Anatomy of an online misinformation network

PLoS One. 2018 Apr 27;13(4):e0196087. doi: 10.1371/journal.pone.0196087. eCollection 2018.

Abstract

Massive amounts of fake news and conspiratorial content have spread over social media before and after the 2016 US Presidential Elections despite intense fact-checking efforts. How do the spread of misinformation and fact-checking compete? What are the structural and dynamic characteristics of the core of the misinformation diffusion network, and who are its main purveyors? How to reduce the overall amount of misinformation? To explore these questions we built Hoaxy, an open platform that enables large-scale, systematic studies of how misinformation and fact-checking spread and compete on Twitter. Hoaxy captures public tweets that include links to articles from low-credibility and fact-checking sources. We perform k-core decomposition on a diffusion network obtained from two million retweets produced by several hundred thousand accounts over the six months before the election. As we move from the periphery to the core of the network, fact-checking nearly disappears, while social bots proliferate. The number of users in the main core reaches equilibrium around the time of the election, with limited churn and increasingly dense connections.
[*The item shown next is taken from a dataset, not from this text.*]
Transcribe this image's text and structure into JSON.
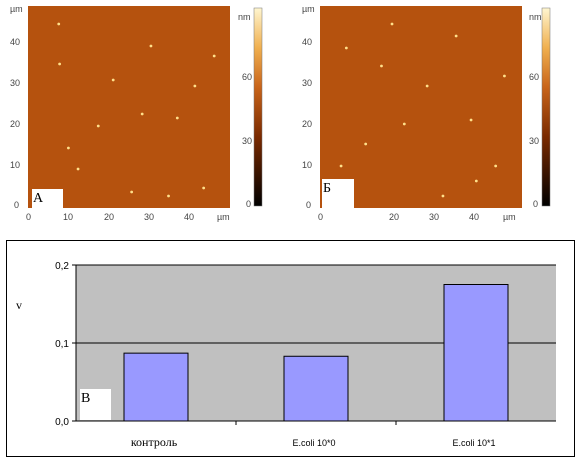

We conclude by quantifying how effectively the network can be disrupted by penalizing the most central nodes. These findings provide a first look at the anatomy of a massive online misinformation diffusion network.

Publication types

  • Research Support, Non-U.S. Gov't

MeSH terms

  • Artificial Intelligence
  • Communication*
  • Humans
  • Information Dissemination
  • Politics
  • Social Media*
  • United States

Grants and funding

C.S. was supported by the China Scholarship Council. X.J. was supported in part by the National Natural Science Foundation of China (No. 61272010). G.L.C. was supported by Indiana University Network Science Institute. The development of the Botometer platform was supported in part by DARPA (grant W911NF-12-1-0037) and Democracy Fund. A.F. and F.M. were supported in part by the James S. McDonnell Foundation (grant 220020274) and the National Science Foundation (award CCF-1101743). The funders had no role in study design, data collection and analysis, decision to publish or preparation of the manuscript.